Not only that, much of the evidence is gone. In the case of the most sadistic lynchings, key identifying body parts such as fingers can’t be found because mobs took them as souvenirs.

Still, Burris says, the cases need to be reopened because justice can’t forget. And he’s right. But while it’s important for the department to not forget past injustices, it’s even more important for it to not contribute to an atmosphere that once put black people far beyond the protection of any laws.

But right now, at least when it comes to civil rights, it appears that this administration has been on a steady march toward doing exactly that.

When George W. Bush came to the White House in 2000, one of his first acts was to appoint John Ashcroft, a neo-Confederate sympathizer, as his attorney general. Here is a guy who praised a group with members who defend slavery and other justifications for keeping black people in their places, yet Bush saw fit to make him the nation’s top cop.

How chilling.

Ashcroft, of course, has since left. But his legacy remains. Now 42 percent of the department’s lawyers hired since 2003 are grounded more in conservatism than in civil rights.

Two years before that, 77 percent of the newly hired lawyers had civil rights backgrounds, according to the Boston Globe.

What’s more is that the department’s voting rights, employment litigation and appellate sections employ at least 11 lawyers who were members of the Federalist Society -- an ultraconservative legal society that has never liked the 1954 Brown school desegregation decision, and one that passionately touts the rightness of state’s rights.

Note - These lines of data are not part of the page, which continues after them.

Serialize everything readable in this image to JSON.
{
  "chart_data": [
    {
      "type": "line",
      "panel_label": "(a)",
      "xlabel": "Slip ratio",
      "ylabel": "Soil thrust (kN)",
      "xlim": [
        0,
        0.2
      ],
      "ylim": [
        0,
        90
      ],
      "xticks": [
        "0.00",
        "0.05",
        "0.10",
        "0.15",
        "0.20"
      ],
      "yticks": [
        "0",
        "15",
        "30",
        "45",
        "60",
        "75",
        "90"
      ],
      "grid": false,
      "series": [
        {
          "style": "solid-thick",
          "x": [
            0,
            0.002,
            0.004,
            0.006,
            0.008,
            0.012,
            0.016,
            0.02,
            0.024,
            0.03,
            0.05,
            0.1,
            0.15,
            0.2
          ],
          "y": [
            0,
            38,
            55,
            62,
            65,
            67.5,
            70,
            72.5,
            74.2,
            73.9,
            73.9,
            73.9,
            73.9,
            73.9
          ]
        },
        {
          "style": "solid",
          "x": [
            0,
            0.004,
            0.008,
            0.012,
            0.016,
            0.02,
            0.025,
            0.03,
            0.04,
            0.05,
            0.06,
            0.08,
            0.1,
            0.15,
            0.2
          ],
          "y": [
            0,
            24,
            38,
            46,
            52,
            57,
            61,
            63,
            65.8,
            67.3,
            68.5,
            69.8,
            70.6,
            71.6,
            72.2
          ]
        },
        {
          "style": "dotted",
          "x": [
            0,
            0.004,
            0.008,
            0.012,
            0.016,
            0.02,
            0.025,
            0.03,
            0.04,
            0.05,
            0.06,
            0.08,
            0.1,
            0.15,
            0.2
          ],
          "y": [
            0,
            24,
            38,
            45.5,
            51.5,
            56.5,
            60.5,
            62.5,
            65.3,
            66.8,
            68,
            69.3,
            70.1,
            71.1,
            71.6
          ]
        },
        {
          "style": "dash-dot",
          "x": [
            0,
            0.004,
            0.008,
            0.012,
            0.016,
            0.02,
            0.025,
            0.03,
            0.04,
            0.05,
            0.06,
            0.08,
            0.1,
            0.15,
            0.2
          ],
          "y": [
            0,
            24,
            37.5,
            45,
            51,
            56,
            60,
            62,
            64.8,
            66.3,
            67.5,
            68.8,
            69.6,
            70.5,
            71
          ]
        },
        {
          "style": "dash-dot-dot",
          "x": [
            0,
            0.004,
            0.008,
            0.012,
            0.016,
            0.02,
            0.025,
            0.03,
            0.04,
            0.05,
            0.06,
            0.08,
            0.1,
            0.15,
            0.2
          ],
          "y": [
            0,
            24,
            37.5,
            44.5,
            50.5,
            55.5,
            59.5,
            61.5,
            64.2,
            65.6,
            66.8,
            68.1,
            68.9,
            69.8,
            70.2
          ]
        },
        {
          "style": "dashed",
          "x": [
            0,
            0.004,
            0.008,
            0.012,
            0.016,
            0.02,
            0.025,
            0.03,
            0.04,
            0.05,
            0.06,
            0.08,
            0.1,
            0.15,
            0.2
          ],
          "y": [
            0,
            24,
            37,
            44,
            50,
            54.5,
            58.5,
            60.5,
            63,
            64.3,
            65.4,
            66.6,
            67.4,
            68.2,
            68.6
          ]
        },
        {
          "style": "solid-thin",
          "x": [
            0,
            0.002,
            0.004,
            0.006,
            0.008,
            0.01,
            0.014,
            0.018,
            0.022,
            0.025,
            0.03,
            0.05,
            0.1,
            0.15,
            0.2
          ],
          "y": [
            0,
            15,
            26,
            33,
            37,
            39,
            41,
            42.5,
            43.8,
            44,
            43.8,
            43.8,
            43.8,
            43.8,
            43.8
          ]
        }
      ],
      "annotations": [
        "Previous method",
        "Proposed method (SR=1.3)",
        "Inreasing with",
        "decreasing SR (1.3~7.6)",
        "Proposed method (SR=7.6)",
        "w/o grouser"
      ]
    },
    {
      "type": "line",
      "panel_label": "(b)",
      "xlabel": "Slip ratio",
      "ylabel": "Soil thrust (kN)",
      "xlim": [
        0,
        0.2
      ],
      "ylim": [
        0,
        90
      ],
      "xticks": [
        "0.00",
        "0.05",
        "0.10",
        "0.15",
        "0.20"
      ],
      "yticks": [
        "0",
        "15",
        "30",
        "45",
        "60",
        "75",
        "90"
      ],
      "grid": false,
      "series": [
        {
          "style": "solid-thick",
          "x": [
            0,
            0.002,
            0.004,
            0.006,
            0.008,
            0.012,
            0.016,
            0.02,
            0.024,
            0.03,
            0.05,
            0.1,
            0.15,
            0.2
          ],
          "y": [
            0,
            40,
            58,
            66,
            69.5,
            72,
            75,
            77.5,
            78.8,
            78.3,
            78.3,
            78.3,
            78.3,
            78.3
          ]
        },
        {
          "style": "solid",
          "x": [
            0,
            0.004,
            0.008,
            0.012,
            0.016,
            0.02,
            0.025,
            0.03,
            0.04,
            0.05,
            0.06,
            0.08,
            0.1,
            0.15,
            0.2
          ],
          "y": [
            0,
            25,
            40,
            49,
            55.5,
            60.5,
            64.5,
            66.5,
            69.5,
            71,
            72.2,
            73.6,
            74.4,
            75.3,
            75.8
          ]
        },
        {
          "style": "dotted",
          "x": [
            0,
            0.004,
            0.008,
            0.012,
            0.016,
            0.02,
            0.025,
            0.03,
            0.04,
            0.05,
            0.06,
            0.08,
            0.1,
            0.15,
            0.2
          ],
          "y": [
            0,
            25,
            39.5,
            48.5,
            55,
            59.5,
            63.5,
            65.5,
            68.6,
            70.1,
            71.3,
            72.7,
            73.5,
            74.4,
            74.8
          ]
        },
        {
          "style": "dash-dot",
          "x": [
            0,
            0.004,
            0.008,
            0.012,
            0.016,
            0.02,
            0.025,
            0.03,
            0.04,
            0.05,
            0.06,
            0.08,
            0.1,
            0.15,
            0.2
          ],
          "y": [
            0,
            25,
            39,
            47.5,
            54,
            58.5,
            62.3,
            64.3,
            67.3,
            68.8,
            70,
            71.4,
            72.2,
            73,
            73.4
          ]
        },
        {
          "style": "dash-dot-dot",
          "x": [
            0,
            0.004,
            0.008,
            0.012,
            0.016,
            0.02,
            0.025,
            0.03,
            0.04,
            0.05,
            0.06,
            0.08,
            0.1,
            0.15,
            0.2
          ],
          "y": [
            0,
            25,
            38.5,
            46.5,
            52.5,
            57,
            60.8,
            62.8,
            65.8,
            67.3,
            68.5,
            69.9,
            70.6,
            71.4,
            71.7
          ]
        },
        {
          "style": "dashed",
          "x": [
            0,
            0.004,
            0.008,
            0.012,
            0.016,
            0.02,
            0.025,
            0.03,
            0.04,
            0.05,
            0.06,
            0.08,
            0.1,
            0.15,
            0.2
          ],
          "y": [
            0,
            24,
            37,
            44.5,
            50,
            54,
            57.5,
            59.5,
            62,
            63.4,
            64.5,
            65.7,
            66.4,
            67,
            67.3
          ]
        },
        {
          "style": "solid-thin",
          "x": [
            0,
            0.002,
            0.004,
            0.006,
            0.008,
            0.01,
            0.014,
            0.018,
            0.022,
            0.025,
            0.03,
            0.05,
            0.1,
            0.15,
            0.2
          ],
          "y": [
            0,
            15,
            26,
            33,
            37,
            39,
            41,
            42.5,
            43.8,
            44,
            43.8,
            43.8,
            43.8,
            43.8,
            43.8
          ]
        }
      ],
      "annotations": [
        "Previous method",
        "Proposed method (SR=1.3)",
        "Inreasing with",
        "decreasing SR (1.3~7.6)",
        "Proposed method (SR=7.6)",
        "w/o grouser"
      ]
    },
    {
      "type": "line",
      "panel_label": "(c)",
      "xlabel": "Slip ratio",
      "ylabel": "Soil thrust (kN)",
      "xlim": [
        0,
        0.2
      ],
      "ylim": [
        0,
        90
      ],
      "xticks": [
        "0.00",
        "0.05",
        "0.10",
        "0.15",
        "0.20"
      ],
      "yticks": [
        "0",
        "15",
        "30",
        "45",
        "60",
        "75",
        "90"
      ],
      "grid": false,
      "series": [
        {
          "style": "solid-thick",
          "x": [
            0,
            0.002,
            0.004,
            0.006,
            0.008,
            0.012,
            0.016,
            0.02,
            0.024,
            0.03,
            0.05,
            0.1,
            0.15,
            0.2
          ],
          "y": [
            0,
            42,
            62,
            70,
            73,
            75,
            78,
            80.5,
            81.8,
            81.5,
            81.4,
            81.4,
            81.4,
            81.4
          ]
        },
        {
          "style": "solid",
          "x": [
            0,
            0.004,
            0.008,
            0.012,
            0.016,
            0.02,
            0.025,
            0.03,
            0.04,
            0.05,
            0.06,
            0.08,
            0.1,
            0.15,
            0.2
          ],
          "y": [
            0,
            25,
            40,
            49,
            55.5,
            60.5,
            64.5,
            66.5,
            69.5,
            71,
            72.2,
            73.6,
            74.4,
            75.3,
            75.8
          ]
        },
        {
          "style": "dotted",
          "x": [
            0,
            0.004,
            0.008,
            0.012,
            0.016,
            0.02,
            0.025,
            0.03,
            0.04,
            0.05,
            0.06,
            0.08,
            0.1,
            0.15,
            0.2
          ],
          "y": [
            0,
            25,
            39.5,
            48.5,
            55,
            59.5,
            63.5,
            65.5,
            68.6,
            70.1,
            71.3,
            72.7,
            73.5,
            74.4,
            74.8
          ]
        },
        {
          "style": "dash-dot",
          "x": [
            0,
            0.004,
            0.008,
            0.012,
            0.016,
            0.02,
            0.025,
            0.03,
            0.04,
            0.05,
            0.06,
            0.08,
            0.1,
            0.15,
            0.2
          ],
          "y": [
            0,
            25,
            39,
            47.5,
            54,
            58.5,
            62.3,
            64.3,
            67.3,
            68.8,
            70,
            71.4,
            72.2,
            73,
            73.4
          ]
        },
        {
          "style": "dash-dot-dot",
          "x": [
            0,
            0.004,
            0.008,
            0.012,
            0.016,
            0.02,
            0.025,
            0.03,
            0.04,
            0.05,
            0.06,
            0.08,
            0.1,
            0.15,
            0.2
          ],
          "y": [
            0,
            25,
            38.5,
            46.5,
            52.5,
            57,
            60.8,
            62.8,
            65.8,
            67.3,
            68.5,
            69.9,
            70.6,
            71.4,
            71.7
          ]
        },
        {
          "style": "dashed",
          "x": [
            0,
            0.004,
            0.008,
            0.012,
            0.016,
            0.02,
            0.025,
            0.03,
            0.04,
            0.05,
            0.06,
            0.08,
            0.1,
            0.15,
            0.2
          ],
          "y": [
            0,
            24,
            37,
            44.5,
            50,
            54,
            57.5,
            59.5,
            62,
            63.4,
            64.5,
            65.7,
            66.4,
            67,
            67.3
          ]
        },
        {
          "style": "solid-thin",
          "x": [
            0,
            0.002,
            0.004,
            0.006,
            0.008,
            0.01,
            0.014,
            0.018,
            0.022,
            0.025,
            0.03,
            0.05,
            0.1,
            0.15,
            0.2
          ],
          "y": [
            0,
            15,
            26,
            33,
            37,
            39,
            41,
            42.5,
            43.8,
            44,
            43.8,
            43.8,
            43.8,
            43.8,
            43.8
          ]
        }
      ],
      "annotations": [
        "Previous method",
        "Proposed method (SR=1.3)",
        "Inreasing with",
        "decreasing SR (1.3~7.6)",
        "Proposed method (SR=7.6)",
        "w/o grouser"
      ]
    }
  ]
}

Problem is, there was a time when state’s rights were all wrong -- when states like Georgia, Florida, Mississippi and Alabama believed that it was their right to kill black people like the Dorseys, the Malcoms and the Moores when they got too uppity. Had the country waited for the racist governments in those states to come to Jesus, a whole lot more black people would have gone to Jesus by then.

Then last year, higher-ranking department officials overruled veteran staff lawyers who recommended that Georgia’s voter identification law -- a law that could disproportionately hurt voters who may not be able to obtain photo IDs but ignores fraud in absentee voting -- be rejected because it would discriminate against black voters. Keep in mind that this law that had already been rejected by a U.S. District Court judge who likened it to a Jim Crow era poll tax and a three-judge appellate panel.

It’s hard not to see some backsliding in all of that.

Of course, I can’t blame Burris for that. He’s just trying to get the ball rolling on solving some unsolved murders. That’s good -- if for no reason other than to get closure for the families of the victims and to further force this country come to terms with its own terrorist past.

Yet and still, this Justice Department shouldn’t be allowed to glean a disproportionate amount of credit for opening past cases of racial slayings that are, in all likelihood, never going to be solved as it continues on a march to erode civil rights today.

And as it continues to snuff out black people’s voices with those who are bent on twisting the law -- instead of a rope -- around their necks.